According to Ayn Rand laissez faire capitalists....that is just too bad.
Suck air.
And you wonder why there is increasing social and political unrest world wide.
In many countries, the rich are scared to leave their heavily guarded gated communities unless they have armed bodyguards. (Check out some Latin American countries.)
If you are so anxious to let people starve....you better be ready to live with the consequences....to you and America.
If workers received benefits commensurate with what they'd paid in taxes, SS would be fully funded (except for the fact that since LBJ opened the "lockbox" all those SS taxes collected have been dumped into the general fund & been spent.
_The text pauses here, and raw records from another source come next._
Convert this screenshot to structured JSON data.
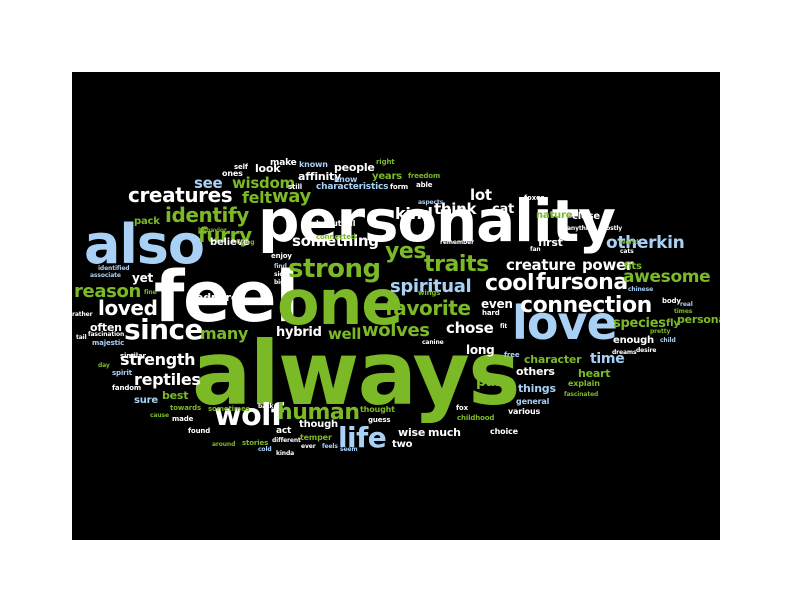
{
  "colors": {
    "background": "#000000",
    "green": "#7bb927",
    "light_blue": "#a9d1f5",
    "white": "#ffffff",
    "yellow": "#d7d56b"
  },
  "words": {
    "always": "always",
    "personality": "personality",
    "feel": "feel",
    "one": "one",
    "also": "also",
    "love": "love",
    "strong": "strong",
    "creatures": "creatures",
    "identify": "identify",
    "furry": "furry",
    "wolf": "wolf",
    "life": "life",
    "since": "since",
    "loved": "loved",
    "human": "human",
    "connection": "connection",
    "fursona": "fursona",
    "awesome": "awesome",
    "traits": "traits",
    "yes": "yes",
    "cool": "cool",
    "otherkin": "otherkin",
    "spiritual": "spiritual",
    "favorite": "favorite",
    "wolves": "wolves",
    "reason": "reason",
    "reptiles": "reptiles",
    "strength": "strength",
    "many": "many",
    "something": "something",
    "creature": "creature",
    "power": "power",
    "kind": "kind",
    "think": "think",
    "lot": "lot",
    "cat": "cat",
    "way": "way",
    "felt": "felt",
    "see": "see",
    "wisdom": "wisdom",
    "look": "look",
    "affinity": "affinity",
    "people": "people",
    "hybrid": "hybrid",
    "well": "well",
    "chose": "chose",
    "even": "even",
    "long": "long",
    "first": "first",
    "species": "species",
    "enough": "enough",
    "time": "time",
    "heart": "heart",
    "others": "others",
    "things": "things",
    "character": "character",
    "part": "part",
    "much": "much",
    "wise": "wise",
    "two": "two",
    "best": "best",
    "sure": "sure",
    "yet": "yet",
    "often": "often",
    "admire": "admire",
    "believe": "believe",
    "pack": "pack",
    "personal": "personal",
    "fly": "fly",
    "fits": "fits",
    "nature": "nature",
    "close": "close",
    "years": "years",
    "beautiful": "beautiful",
    "characteristics": "characteristics",
    "make": "make",
    "known": "known",
    "right": "right",
    "self": "self",
    "ones": "ones",
    "still": "still",
    "form": "form",
    "able": "able",
    "freedom": "freedom",
    "foxes": "foxes",
    "anything": "anything",
    "mostly": "mostly",
    "remember": "remember",
    "world": "world",
    "cats": "cats",
    "chinese": "chinese",
    "body": "body",
    "real": "real",
    "times": "times",
    "pretty": "pretty",
    "child": "child",
    "desire": "desire",
    "dreams": "dreams",
    "free": "free",
    "explain": "explain",
    "general": "general",
    "fascinated": "fascinated",
    "various": "various",
    "choice": "choice",
    "childhood": "childhood",
    "fox": "fox",
    "guess": "guess",
    "thought": "thought",
    "seem": "seem",
    "feels": "feels",
    "ever": "ever",
    "temper": "temper",
    "though": "though",
    "act": "act",
    "stories": "stories",
    "different": "different",
    "kinda": "kinda",
    "cold": "cold",
    "around": "around",
    "found": "found",
    "made": "made",
    "towards": "towards",
    "sometimes": "sometimes",
    "back": "back",
    "cause": "cause",
    "spirit": "spirit",
    "day": "day",
    "similar": "similar",
    "fandom": "fandom",
    "majestic": "majestic",
    "tail": "tail",
    "fascination": "fascination",
    "associate": "associate",
    "identified": "identified",
    "rather": "rather",
    "fine": "fine",
    "behavior": "behavior",
    "flying": "flying",
    "enjoy": "enjoy",
    "find": "find",
    "side": "side",
    "big": "big",
    "wings": "wings",
    "hard": "hard",
    "fit": "fit",
    "canine": "canine",
    "aspects": "aspects",
    "fan": "fan",
    "know": "know",
    "connected": "connected"
  }
}
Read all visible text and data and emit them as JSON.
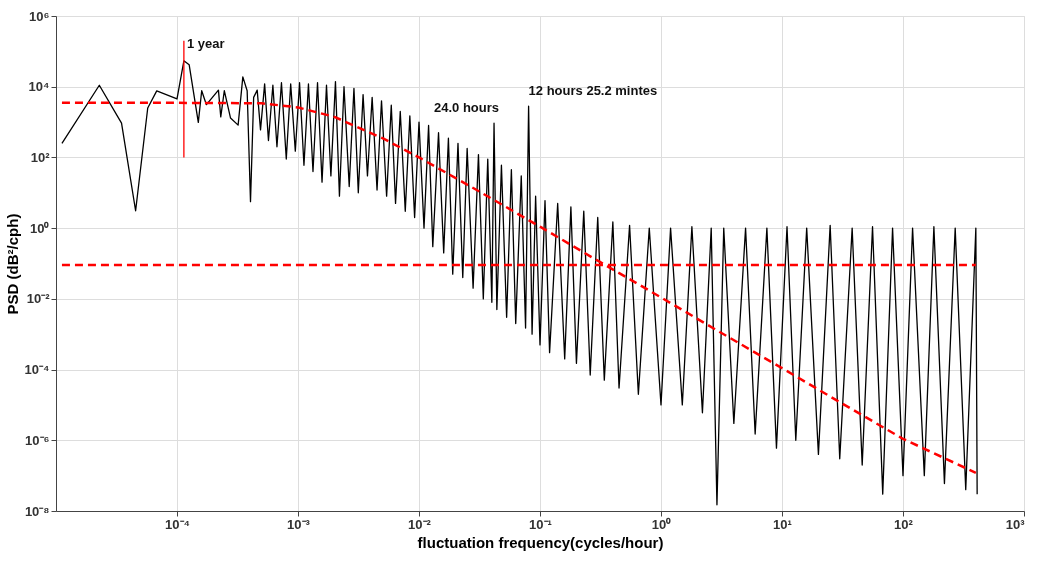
{
  "chart_data": {
    "type": "line",
    "xlabel": "fluctuation frequency(cycles/hour)",
    "ylabel": "PSD (dB²/cph)",
    "log": "xy",
    "grid": true,
    "marker": "none",
    "xlim": [
      1e-05,
      1000
    ],
    "ylim": [
      1e-08,
      1000000
    ],
    "xticks": [
      {
        "value": 0.0001,
        "label": "10⁻⁴"
      },
      {
        "value": 0.001,
        "label": "10⁻³"
      },
      {
        "value": 0.01,
        "label": "10⁻²"
      },
      {
        "value": 0.1,
        "label": "10⁻¹"
      },
      {
        "value": 1,
        "label": "10⁰"
      },
      {
        "value": 10,
        "label": "10¹"
      },
      {
        "value": 100,
        "label": "10²"
      },
      {
        "value": 1000,
        "label": "10³"
      }
    ],
    "yticks": [
      {
        "value": 1e-08,
        "label": "10⁻⁸"
      },
      {
        "value": 1e-06,
        "label": "10⁻⁶"
      },
      {
        "value": 0.0001,
        "label": "10⁻⁴"
      },
      {
        "value": 0.01,
        "label": "10⁻²"
      },
      {
        "value": 1,
        "label": "10⁰"
      },
      {
        "value": 100,
        "label": "10²"
      },
      {
        "value": 10000,
        "label": "10⁴"
      },
      {
        "value": 1000000,
        "label": "10⁶"
      }
    ],
    "series": [
      {
        "color": "#000000",
        "line_style": "solid",
        "x": [
          1.12e-05,
          2.28e-05,
          3.48e-05,
          4.55e-05,
          5.73e-05,
          6.8e-05,
          0.0001,
          0.000114,
          0.000126,
          0.00015,
          0.00016,
          0.000175,
          0.00022,
          0.00023,
          0.000246,
          0.000277,
          0.00032,
          0.00035,
          0.00038,
          0.000405,
          0.00043,
          0.00046,
          0.00049,
          0.00053,
          0.00057,
          0.00062,
          0.00067,
          0.00073,
          0.0008,
          0.00087,
          0.00095,
          0.00103,
          0.00112,
          0.00122,
          0.00133,
          0.00145,
          0.00158,
          0.00172,
          0.00187,
          0.00204,
          0.0022,
          0.0024,
          0.00265,
          0.0029,
          0.00315,
          0.00345,
          0.00375,
          0.0041,
          0.0045,
          0.0049,
          0.0054,
          0.0059,
          0.0064,
          0.007,
          0.0077,
          0.0084,
          0.0092,
          0.01,
          0.011,
          0.012,
          0.013,
          0.0145,
          0.016,
          0.0175,
          0.019,
          0.021,
          0.023,
          0.025,
          0.028,
          0.031,
          0.034,
          0.037,
          0.04,
          0.0417,
          0.044,
          0.048,
          0.053,
          0.058,
          0.063,
          0.07,
          0.076,
          0.0805,
          0.086,
          0.092,
          0.1,
          0.11,
          0.12,
          0.14,
          0.16,
          0.18,
          0.2,
          0.23,
          0.26,
          0.3,
          0.34,
          0.4,
          0.45,
          0.55,
          0.65,
          0.8,
          1.0,
          1.2,
          1.5,
          1.8,
          2.2,
          2.6,
          2.9,
          3.3,
          4,
          5,
          6,
          7.5,
          9,
          11,
          13,
          16,
          20,
          25,
          30,
          38,
          46,
          56,
          68,
          82,
          100,
          120,
          150,
          180,
          220,
          270,
          330,
          400,
          410
        ],
        "values": [
          250,
          11000,
          930,
          3.1,
          2500,
          7600,
          4500,
          54000,
          42000,
          980,
          7700,
          3100,
          8000,
          1400,
          7700,
          1300,
          820,
          19000,
          7700,
          5.6,
          5000,
          8000,
          600,
          12000,
          300,
          11000,
          200,
          13000,
          90,
          12000,
          150,
          13000,
          60,
          12000,
          40,
          13000,
          20,
          11000,
          30,
          14000,
          8,
          10000,
          15,
          9000,
          10,
          6000,
          30,
          5000,
          12,
          4000,
          8,
          3000,
          5,
          2000,
          3,
          1500,
          2,
          1000,
          1.0,
          800,
          0.3,
          500,
          0.2,
          350,
          0.05,
          250,
          0.04,
          180,
          0.02,
          120,
          0.01,
          90,
          0.008,
          930,
          0.005,
          60,
          0.003,
          45,
          0.002,
          30,
          0.0015,
          2800,
          0.001,
          8,
          0.0005,
          6,
          0.0003,
          5,
          0.0002,
          4,
          0.00015,
          3,
          7e-05,
          2,
          5e-05,
          1.5,
          3e-05,
          1.2,
          2e-05,
          1.0,
          1e-05,
          1.0,
          1e-05,
          1.1,
          6e-06,
          1.0,
          1.5e-08,
          1.0,
          3e-06,
          1.0,
          1.5e-06,
          1.0,
          6e-07,
          1.1,
          1e-06,
          1.0,
          4e-07,
          1.2,
          3e-07,
          1.0,
          2e-07,
          1.1,
          3e-08,
          1.0,
          1e-07,
          1.0,
          1e-07,
          1.1,
          6e-08,
          1.0,
          4e-08,
          1.0,
          3e-08
        ]
      },
      {
        "color": "#ff0000",
        "line_style": "dashed",
        "x": [
          1.12e-05,
          0.0001,
          0.0005,
          0.001,
          0.002,
          0.005,
          0.01,
          0.03,
          0.1,
          0.3,
          1,
          3,
          10,
          30,
          100,
          400
        ],
        "values": [
          3500,
          3500,
          3400,
          2600,
          1400,
          350,
          100,
          12,
          1.1,
          0.12,
          0.011,
          0.0012,
          0.00011,
          1.2e-05,
          1.1e-06,
          1.2e-07
        ]
      },
      {
        "color": "#ff0000",
        "line_style": "dashed",
        "x": [
          1.12e-05,
          400
        ],
        "values": [
          0.09,
          0.09
        ]
      },
      {
        "color": "#ff0000",
        "line_style": "solid",
        "x": [
          0.000114,
          0.000114
        ],
        "values": [
          100,
          200000
        ]
      }
    ],
    "annotations": [
      {
        "text": "1 year",
        "x": 0.000114,
        "y": 200000
      },
      {
        "text": "24.0 hours",
        "x": 0.0417,
        "y": 930
      },
      {
        "text": "12 hours 25.2 mintes",
        "x": 0.0805,
        "y": 2800
      }
    ]
  }
}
That's how Clinton claimed a "surplus" - he got to count SS tax receipts).
The ave Medicare recipient will receive 2-3 times in benefits what they pay in taxes - who gets to make up the difference?
How does Bush's profligate spending justify BHO/Pelosi/Reid's levels of debt generation?
SS is cutting COLA's (cost of living adjustments)....by the time your son and grandsons retire, they WILL be more on their own.
You will be so proud.
BTW....Bush II spent like a drunken sailor, cut tax rates while going to war soon after, and had a huge housing bubble on his watch.
It is not like Obama did all this mess by himself.
Bush and Congress have dirty hands and then some.
Actually, this goes back at least 30 years through several presidents and congresses.
As the tax code becomes ever more punitive and onerous, the likelihood of using tax shelters and cheating increases.
I would also like to see the committee suggest that Iraq and Afghanistan pay us for use of our military. If their governments insist we stay until their forces are trained, then charge them! And I mean in the billions!
No government contracts to companies who off-shore. No more waivers of the Buy American Act, including those waivers for Nafta, Gatt, and any and all current and future Shaftas.
Medicare: Negotiate for drugs. Single payer for all WHO WANT IT.
Social Security: 2% payroll tax up to $20,000, and increase to 7% gradually up to infinity.
Pentagon: Buy American, and cut the budget by 10% total across the board.
Reduce corporate taxes by 5%, but stop all corporate welfare subsidies. No loopholes.
Reinstate a transaction tax on all stock transactions.
Tax capital gains and dividends beyond $20,000 at 20%.
Single page, simple tax forms.
Sit back and notice that the crooks will scream loudly, but everybody else will be happier and secure.
I said this earlier that there should no capital gains tax or at the most 5%. Why should the government profit on a chance I take when I chance my money. They dont cover any losses so why profit from my gains. Remeber folks the Government makes no money. I understand the need for taxes but to tax everything is wrong.
And all of you who scream tax the rich more is not going to work. The rich will hide more money, the revenue will go down and they will continue to move stuff overseas.